Sometimes we make it harder than it has to be.
One of the best and easiest strategies to helping couples grow their marriage is to practice and apply these three terms to your marriage:
Identification
Learn how different each of you is from each other. God designed a man and a woman with different desires, needs and interests. Each spouse communicates differently, prefers life organized at a different pace, and handles disappointments and excitements differently. Spend quantity time identifying those differences. That’ll take you a lifetime together.
Expectations
Each spouse has unique expectations of what he or she expects from the marriage and the other spouse. These are the things required, in one spouse’s opinion, to make marriage work well. Spend quantity time identifying these expectations. Ask questions. Dream. Explore. By the way, these change over time, so prepare to do this often and continually.
Communication
Communication is the key to a healthy marriage. And, males and females — and every person — communicates differently. You’ll spend the rest of your time together learning how each other communicates, but the more you practice the better you will get. And, the better you get — the better the marriage.
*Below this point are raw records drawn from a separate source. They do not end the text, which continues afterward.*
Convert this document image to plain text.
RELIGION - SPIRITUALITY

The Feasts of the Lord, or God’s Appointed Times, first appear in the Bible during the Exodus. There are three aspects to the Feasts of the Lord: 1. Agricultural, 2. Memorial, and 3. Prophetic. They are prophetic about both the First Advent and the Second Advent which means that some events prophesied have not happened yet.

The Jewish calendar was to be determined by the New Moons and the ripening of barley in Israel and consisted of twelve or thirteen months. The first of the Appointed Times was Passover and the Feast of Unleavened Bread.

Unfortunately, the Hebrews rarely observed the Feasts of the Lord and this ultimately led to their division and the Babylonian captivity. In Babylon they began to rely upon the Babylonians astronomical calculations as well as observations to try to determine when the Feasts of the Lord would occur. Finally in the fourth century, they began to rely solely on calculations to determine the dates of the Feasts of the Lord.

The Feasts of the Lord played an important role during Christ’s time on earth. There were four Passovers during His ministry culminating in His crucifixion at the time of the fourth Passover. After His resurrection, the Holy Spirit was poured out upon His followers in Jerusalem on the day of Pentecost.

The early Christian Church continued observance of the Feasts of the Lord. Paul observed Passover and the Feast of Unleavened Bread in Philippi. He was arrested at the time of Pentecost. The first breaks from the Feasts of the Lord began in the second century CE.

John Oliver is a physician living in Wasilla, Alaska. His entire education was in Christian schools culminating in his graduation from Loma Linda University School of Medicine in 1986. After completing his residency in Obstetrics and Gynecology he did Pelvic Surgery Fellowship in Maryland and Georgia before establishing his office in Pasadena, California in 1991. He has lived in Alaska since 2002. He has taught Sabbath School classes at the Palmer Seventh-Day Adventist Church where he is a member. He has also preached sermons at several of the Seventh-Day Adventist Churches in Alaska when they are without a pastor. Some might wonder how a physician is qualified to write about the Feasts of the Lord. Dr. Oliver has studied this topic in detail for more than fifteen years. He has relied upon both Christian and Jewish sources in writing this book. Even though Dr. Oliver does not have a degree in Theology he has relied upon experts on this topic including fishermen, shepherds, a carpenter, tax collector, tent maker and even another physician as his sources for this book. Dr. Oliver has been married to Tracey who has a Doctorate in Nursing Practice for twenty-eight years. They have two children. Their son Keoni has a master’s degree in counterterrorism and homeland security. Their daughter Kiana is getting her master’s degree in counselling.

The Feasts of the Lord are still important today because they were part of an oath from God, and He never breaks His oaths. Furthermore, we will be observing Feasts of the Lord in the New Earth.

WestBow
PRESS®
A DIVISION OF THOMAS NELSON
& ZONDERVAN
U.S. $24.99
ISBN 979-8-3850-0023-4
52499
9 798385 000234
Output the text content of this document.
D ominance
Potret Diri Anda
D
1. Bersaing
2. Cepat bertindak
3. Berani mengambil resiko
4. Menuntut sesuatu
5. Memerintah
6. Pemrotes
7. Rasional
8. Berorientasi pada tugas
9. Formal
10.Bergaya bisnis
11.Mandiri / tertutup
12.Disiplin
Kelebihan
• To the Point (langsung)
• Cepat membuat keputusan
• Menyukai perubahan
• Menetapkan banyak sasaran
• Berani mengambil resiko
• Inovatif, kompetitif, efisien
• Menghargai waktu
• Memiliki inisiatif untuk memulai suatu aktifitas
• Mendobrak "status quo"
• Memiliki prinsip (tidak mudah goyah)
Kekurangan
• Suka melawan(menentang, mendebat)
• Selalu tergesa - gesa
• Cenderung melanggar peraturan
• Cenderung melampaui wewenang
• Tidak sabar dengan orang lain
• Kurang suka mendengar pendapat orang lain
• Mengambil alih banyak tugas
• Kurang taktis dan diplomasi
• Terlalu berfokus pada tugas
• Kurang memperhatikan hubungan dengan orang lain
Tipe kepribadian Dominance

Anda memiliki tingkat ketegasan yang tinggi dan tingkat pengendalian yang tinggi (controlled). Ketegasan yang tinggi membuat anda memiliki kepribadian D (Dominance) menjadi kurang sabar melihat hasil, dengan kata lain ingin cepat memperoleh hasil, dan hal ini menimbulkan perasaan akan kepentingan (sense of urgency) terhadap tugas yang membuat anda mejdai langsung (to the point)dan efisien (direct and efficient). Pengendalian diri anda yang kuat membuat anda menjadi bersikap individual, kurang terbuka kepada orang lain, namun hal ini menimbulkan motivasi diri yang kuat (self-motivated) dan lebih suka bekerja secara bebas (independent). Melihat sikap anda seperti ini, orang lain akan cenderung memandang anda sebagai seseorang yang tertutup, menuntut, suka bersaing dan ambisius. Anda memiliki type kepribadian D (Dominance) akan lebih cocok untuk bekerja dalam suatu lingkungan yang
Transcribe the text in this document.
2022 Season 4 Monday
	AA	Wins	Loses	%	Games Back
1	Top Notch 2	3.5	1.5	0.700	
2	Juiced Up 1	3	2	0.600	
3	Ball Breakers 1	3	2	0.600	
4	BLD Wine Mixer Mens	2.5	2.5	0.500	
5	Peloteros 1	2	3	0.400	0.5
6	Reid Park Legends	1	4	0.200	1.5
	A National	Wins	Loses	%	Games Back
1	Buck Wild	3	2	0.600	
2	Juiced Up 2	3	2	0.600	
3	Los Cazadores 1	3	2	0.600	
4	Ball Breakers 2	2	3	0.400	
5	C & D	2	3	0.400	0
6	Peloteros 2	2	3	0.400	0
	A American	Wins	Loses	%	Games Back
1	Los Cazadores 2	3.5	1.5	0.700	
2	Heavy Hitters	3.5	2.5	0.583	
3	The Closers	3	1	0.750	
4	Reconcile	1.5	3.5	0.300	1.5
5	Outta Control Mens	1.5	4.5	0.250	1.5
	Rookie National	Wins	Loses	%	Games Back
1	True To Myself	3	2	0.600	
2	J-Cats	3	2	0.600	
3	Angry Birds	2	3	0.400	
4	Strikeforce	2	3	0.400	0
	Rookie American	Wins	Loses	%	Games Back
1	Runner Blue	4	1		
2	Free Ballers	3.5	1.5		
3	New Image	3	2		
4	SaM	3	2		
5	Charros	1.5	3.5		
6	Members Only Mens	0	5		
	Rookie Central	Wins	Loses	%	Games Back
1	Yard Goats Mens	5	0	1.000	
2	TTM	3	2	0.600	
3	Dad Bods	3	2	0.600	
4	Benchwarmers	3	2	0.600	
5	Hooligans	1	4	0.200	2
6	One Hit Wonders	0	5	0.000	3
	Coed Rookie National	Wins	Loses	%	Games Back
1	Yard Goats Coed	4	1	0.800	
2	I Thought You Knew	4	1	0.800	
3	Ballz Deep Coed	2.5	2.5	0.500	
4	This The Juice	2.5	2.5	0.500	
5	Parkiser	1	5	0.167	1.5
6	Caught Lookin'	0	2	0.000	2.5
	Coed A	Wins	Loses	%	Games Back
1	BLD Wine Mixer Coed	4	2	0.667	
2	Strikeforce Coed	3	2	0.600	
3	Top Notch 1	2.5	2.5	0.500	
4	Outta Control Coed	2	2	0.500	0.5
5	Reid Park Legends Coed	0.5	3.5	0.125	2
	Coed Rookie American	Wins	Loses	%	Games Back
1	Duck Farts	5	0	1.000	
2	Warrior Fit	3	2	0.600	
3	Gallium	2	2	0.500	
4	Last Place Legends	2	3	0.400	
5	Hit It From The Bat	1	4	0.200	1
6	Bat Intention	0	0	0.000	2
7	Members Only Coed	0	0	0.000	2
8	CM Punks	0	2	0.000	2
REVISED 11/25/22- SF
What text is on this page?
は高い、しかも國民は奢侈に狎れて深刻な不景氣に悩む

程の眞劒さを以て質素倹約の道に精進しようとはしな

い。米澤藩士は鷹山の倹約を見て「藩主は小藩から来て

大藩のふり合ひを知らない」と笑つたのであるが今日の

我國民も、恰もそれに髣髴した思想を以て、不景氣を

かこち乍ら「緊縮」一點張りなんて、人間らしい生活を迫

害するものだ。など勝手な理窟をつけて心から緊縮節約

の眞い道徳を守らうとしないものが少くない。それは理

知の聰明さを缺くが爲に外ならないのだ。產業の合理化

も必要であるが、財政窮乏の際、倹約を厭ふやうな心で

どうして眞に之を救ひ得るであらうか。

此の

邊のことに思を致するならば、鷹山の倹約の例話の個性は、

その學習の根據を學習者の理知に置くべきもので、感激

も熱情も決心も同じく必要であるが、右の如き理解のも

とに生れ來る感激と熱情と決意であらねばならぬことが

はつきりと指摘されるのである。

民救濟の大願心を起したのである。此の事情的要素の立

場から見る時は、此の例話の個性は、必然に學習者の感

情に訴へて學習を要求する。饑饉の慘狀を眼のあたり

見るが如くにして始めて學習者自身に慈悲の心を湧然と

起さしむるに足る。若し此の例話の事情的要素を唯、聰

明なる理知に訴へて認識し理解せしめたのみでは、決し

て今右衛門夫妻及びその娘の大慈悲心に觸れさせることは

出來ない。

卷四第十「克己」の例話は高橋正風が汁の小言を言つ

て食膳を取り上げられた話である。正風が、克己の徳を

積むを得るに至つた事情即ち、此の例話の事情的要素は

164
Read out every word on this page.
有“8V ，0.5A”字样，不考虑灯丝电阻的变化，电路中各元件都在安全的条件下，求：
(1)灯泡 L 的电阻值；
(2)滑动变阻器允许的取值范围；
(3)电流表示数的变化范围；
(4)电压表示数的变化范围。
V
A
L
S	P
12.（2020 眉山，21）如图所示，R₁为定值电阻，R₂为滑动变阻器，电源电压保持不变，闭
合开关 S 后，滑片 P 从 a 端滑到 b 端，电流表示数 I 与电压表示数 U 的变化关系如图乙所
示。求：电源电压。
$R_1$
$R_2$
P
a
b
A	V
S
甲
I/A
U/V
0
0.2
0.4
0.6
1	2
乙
Most problems in a marriage begin as minor problems. The key to keeping the marriage strong and working through the problems is to address the problems while they are still small. If your marriage is experiencing minor problems, which you feel in your heart could become major if not addressed, then this post is for you. Even if your marriage is thriving now, but simply want to strengthen it, implementing these three terms may help.
Could using these three words help make your marriage stronger?
I'm so glad I came across this post. My fiance and I are going to sit down one night and read this together!